3.7. Electrophysiology Measurement
In vivo, electrophysiological measurements recorded from the brain surface of a single, acutely prepared, and deeply anesthetized mouse were performed to confirm that the original electrical recording function of the UCNP-complemented device is preserved. The device was laid on the brain surface with the
dura intact, covering most of the left hemisphere, including visual and somatosensory areas. To help keep the device in place and provide close contact with the brain and recording sites during the measurements, the craniotomy with the device inside was partly and temporarily covered with a coverslip. Ketamine–xylazine anesthesia evokes widely described, characteristic electrophysiological patterns [
52,
53,
54,
55,
56], which we used to validate our recordings. A 10 s-long sample section of a recording is presented in
Figure 10, displaying the ketamine-induced slow oscillations on the recording sites. The traces were low-pass filtered below 150 Hz, and the 50 Hz line-frequency noise was filtered out using a band-stop filter. Impedances of the recording sites during the in vivo measurements were 65.38 kΩ on average (24.2–188 kΩ) at 1 kHz. These were in agreement with the EIS recordings regarding the order of magnitude. The in vivo measurements displaying local field potential oscillations with excellent quality provided ample support to the unaltered electrophysiological capability of the UCNP-complemented devices.
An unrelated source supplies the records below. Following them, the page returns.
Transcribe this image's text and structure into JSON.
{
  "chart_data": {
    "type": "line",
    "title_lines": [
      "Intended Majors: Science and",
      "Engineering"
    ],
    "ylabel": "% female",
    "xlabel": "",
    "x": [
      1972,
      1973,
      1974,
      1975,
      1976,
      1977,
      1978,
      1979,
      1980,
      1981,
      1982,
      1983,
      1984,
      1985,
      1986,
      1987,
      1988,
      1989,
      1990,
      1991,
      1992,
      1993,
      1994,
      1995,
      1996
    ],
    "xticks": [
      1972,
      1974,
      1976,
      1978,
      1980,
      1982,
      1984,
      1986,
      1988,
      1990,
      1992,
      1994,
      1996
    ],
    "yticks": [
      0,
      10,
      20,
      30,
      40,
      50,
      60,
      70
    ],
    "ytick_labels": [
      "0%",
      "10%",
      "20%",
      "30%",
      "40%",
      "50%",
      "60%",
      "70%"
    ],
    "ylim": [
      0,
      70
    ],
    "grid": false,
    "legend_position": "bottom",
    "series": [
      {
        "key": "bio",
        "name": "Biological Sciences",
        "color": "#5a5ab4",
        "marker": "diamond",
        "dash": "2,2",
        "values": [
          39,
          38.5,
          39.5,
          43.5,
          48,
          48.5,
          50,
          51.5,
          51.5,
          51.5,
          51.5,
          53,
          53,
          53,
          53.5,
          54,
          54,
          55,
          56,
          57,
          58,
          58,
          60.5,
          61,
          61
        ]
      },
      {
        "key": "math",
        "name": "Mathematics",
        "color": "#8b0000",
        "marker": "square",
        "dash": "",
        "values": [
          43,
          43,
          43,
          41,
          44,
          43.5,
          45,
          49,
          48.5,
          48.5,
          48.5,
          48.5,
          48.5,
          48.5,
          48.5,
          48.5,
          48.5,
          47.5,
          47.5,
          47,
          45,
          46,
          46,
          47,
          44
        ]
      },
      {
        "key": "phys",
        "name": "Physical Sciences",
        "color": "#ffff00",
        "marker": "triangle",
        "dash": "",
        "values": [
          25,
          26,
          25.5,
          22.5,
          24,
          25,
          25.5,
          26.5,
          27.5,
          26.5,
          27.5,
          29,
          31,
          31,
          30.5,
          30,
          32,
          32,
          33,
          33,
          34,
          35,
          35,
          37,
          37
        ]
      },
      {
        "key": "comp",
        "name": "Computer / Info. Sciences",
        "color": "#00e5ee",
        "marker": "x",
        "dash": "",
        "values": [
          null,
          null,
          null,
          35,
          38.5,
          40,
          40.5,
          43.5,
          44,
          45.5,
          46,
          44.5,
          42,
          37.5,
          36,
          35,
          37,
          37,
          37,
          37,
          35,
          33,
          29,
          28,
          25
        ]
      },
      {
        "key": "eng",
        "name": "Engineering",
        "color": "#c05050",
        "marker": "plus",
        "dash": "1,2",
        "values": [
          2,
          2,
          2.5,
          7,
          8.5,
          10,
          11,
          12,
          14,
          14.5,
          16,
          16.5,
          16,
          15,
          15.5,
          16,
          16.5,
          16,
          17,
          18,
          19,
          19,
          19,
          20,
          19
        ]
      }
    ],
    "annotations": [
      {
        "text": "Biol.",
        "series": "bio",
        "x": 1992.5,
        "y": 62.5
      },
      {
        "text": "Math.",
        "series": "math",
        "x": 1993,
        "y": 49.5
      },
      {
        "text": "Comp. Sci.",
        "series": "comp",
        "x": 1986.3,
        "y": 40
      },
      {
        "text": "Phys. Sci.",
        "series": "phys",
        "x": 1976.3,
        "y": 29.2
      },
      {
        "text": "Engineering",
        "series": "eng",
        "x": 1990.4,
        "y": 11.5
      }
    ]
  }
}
Biocompatibility testing of the UCNP-complemented ECoG system in vitro or in vivo was not part of this project; however, before long-term implantation, it will be crucial to examine the structure from this point of view as well. Previous inspections of silica-coated NaYF
4 UCNPs in contact with cells showed minimal to mild cytotoxicity [
57,
58,
59], which is a promising sign in our case as well.